Como sempre deixamos claro, não é a judicialização ou criminalização da sociedade que apoiamos, mas o cumprimento de uma lei, dentro dos princípios de um Estado de Direito: com oportunidade de defesa, julgamento racional e, punição, se ficar comprovado o dolo.

A matéria abaixo é muito exemplar: durante oito anos, a empresa faz vistas grossas para o que acontecia, sem se preocupar em advertir ou mesmo punir os praticantes. Pelo contrário: demite o reclamante.

Ao julgar a ação, em primeira instância, um juiz “naturaliza” a prática.
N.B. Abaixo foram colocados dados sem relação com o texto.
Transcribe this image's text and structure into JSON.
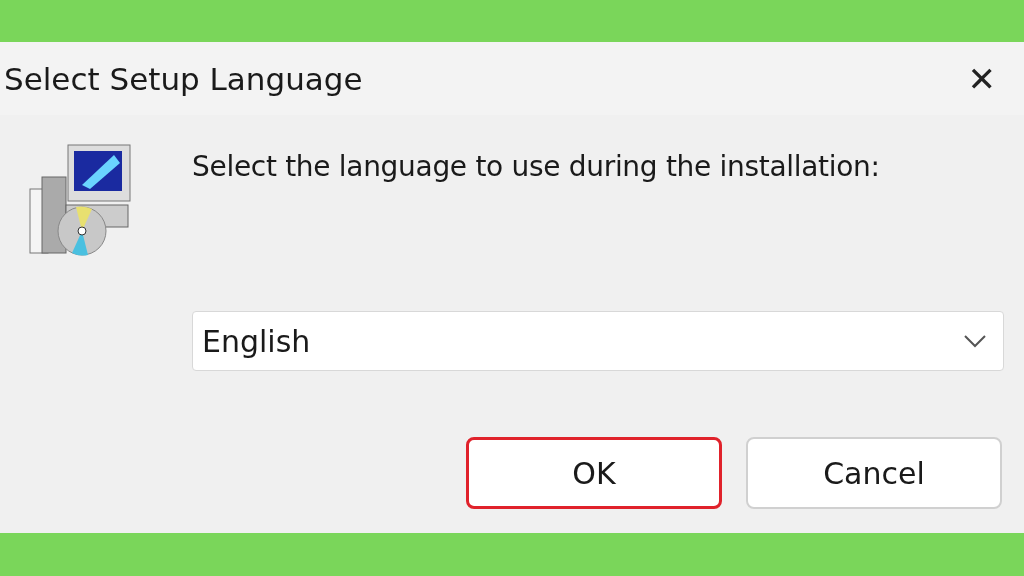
{
  "window": {
    "title": "Select Setup Language",
    "close": "✕"
  },
  "message": "Select the language to use during the installation:",
  "language_dropdown": {
    "value": "English"
  },
  "buttons": [
    {
      "label": "OK",
      "highlighted": true
    },
    {
      "label": "Cancel",
      "highlighted": false
    }
  ]
}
Na instância superior, toma-se a decisão acertada.

FOLHA DE S.PAULO – Funcionário recebe R$ 20 mil de indenização por racismo durante 8 anos

Após sofrer oito anos de humilhação por racismo, um funcionário da fabricante de peças automotivas Santa Rita Indústria de Auto Peças, de Blumenau (SC), venceu processo que lhe garantiu uma indenização de R$ 20 mil por danos morais.

A decisão é da 4ª Turma do Tribunal Superior do Trabalho, que manteve a condenação imposta pelo TRT-SC (Tribunal Regional do Trabalho da 12ª Região).
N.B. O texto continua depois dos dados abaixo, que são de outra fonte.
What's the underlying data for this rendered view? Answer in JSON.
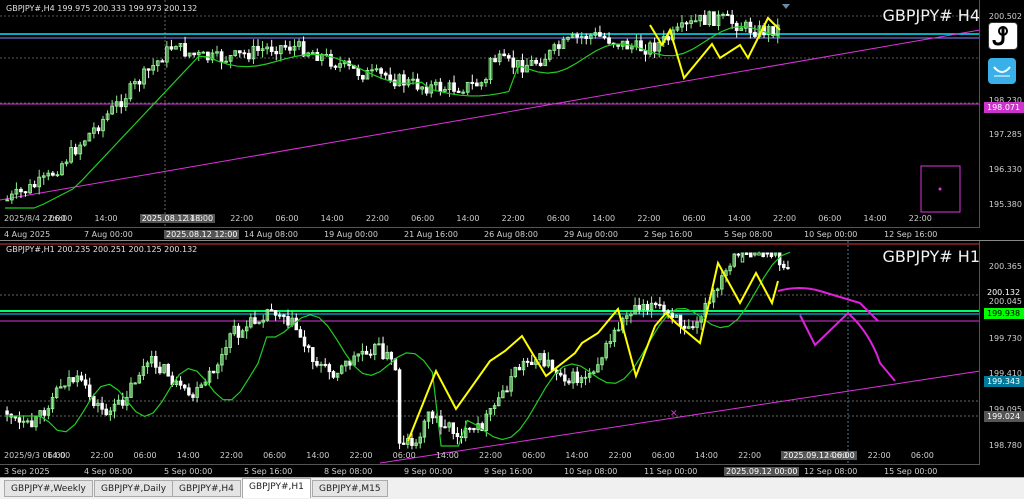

Segundo o TST, o trabalhador –um operador de máquinas hoje desligado da empresa– alegou que sofreu “um grande desrespeito” por mais de oito anos, entre piadas constantes, discriminação, brincadeiras e apelidos por parte de colegas e de seu superior direto.

Durante inspeção na empresa, o Ministério do Trabalho e Emprego chegou a encontrar, em portas e peças do banheiro, inscrições depreciativas com relação a negros.
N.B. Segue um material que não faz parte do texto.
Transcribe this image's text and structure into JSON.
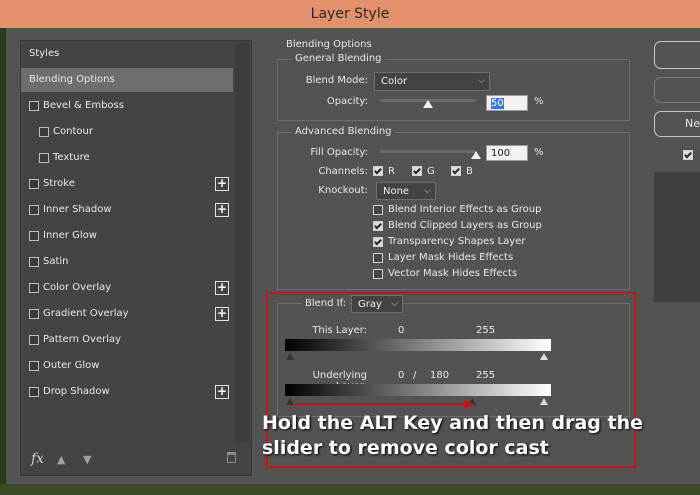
{
  "window": {
    "title": "Layer Style"
  },
  "sidebar": {
    "items": [
      {
        "label": "Styles",
        "checkbox": false,
        "plus": false,
        "selected": false
      },
      {
        "label": "Blending Options",
        "checkbox": false,
        "plus": false,
        "selected": true
      },
      {
        "label": "Bevel & Emboss",
        "checkbox": true,
        "plus": false,
        "selected": false
      },
      {
        "label": "Contour",
        "checkbox": true,
        "plus": false,
        "selected": false
      },
      {
        "label": "Texture",
        "checkbox": true,
        "plus": false,
        "selected": false
      },
      {
        "label": "Stroke",
        "checkbox": true,
        "plus": true,
        "selected": false
      },
      {
        "label": "Inner Shadow",
        "checkbox": true,
        "plus": true,
        "selected": false
      },
      {
        "label": "Inner Glow",
        "checkbox": true,
        "plus": false,
        "selected": false
      },
      {
        "label": "Satin",
        "checkbox": true,
        "plus": false,
        "selected": false
      },
      {
        "label": "Color Overlay",
        "checkbox": true,
        "plus": true,
        "selected": false
      },
      {
        "label": "Gradient Overlay",
        "checkbox": true,
        "plus": true,
        "selected": false
      },
      {
        "label": "Pattern Overlay",
        "checkbox": true,
        "plus": false,
        "selected": false
      },
      {
        "label": "Outer Glow",
        "checkbox": true,
        "plus": false,
        "selected": false
      },
      {
        "label": "Drop Shadow",
        "checkbox": true,
        "plus": true,
        "selected": false
      }
    ],
    "fx_label": "fx"
  },
  "blending": {
    "section_title": "Blending Options",
    "general": {
      "title": "General Blending",
      "blend_mode_label": "Blend Mode:",
      "blend_mode_value": "Color",
      "opacity_label": "Opacity:",
      "opacity_value": "50",
      "opacity_unit": "%",
      "opacity_fraction": 0.5
    },
    "advanced": {
      "title": "Advanced Blending",
      "fill_opacity_label": "Fill Opacity:",
      "fill_opacity_value": "100",
      "fill_opacity_unit": "%",
      "fill_opacity_fraction": 1.0,
      "channels_label": "Channels:",
      "channels": [
        {
          "label": "R",
          "checked": true
        },
        {
          "label": "G",
          "checked": true
        },
        {
          "label": "B",
          "checked": true
        }
      ],
      "knockout_label": "Knockout:",
      "knockout_value": "None",
      "options": [
        {
          "label": "Blend Interior Effects as Group",
          "checked": false
        },
        {
          "label": "Blend Clipped Layers as Group",
          "checked": true
        },
        {
          "label": "Transparency Shapes Layer",
          "checked": true
        },
        {
          "label": "Layer Mask Hides Effects",
          "checked": false
        },
        {
          "label": "Vector Mask Hides Effects",
          "checked": false
        }
      ]
    },
    "blend_if": {
      "label": "Blend If:",
      "value": "Gray",
      "this_layer_label": "This Layer:",
      "this_layer_low": "0",
      "this_layer_high": "255",
      "underlying_label": "Underlying Layer:",
      "underlying_low": "0",
      "underlying_sep": "/",
      "underlying_split": "180",
      "underlying_high": "255"
    }
  },
  "right_buttons": {
    "partial_label": "Ne"
  },
  "caption": {
    "text": "Hold the ALT Key and then drag the slider to remove color cast"
  }
}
O juiz de primeira instância havia negado o pedido de indenização, entendendo que não houve prática de racismo ou discriminação. “Os apelidos, mormente em um ambiente de operários, é perfeitamente aceitável e corriqueiro”, disse na sentença.

O TRT-SC, entretanto derrubou a decisão da 1ª Vara do Trabalho de Blumenau, afirmando que ela está “na contramão da história” ao considerar normal e tolerável “o que não pode ser admitido em nenhuma hipótese”.

“A leveza ou até o hábito pode afetar o balizamento da condenação, mas não excluir a ilicitude da conduta”, afirmou o TRT. O tribunal catarinense avaliou que foi comprovado, de forma irrefutável, prática discriminatória acintosa com o trabalhador, e que nem mesmo a discriminação de caráter velado ou generalizado pode ser tolerada.

“Cabe ao empregador, no uso de seus poderes diretivo, hierárquico e disciplinador, impedir que a dignidade humana dos trabalhadores seja arranhada”, defendeu o TRT.

‘MULHER NEGRA’

O TRT ainda considerou prova de “demonstração cabal” de discriminação racial os documentos usados pela empresa em sua própria defesa –segundo ela, o gerente acusado de fazer as ofensas era casado com um mulher negra, e por isso não teria porque demonstrar racismo.

A mulher, no entanto, não era negra, e sim descendente de italianos.

“É fato conhecido no Sul do Brasil, inclusive em Santa Catarina, que, no passado, os racistas mais radicais consideram ‘negros’ todos os que não são ‘arianos’, inclusive os italianos, colocando como virtude o fato do trabalhador ser ‘filho de colono alemão'”, avaliou o juiz em seu texto.

JUSTA CAUSA

Além dos R$ 20 mil por danos morais, o trabalhador ainda receberá mais R$ 5.000 por ter sido demitido por justa causa após ter aberto a reclação trabalhista, em 2008.

Para a Justiça, a demissão foi uma retaliação pelo ajuizamento da ação.

Para o tribunal regional, a empresa abusou do direito de demissão “da forma mais mesquinha e reprovável”, passando aos empregados a seguinte mensagem: “vou ofendê-lo e destratá-lo o quanto me aprouver e, se você reclamar, vai ainda perder o emprego”.

OUTRO LADO

Procurada pela Folha, a empresa informou que as supostas ofensas ocorriam no ambiente interno de trabalho, e que não tinha conhecimento delas.

O mesmo vale para as inscrições nos banheiros, que só foram descobertas junto às inspeções da Procuradoria.

“Eram piadas generalizadas, entre todos, e este funcionário se sentiu particularmente ofendido”, disse o advogado do grupo, Renato Pasquali. “Ficamos sabendo dos problemas apenas quando o processo teve início, e tomamos as providências para inibi-los.”

Entre as ações, a direção repintou os banheiros e informou aos coordenadores que seria dura com novos casos similares.

A decisão final foi dada pelo TST em março deste ano. A empresa não recorreu e, segundo Pasquali, a indenização já foi paga.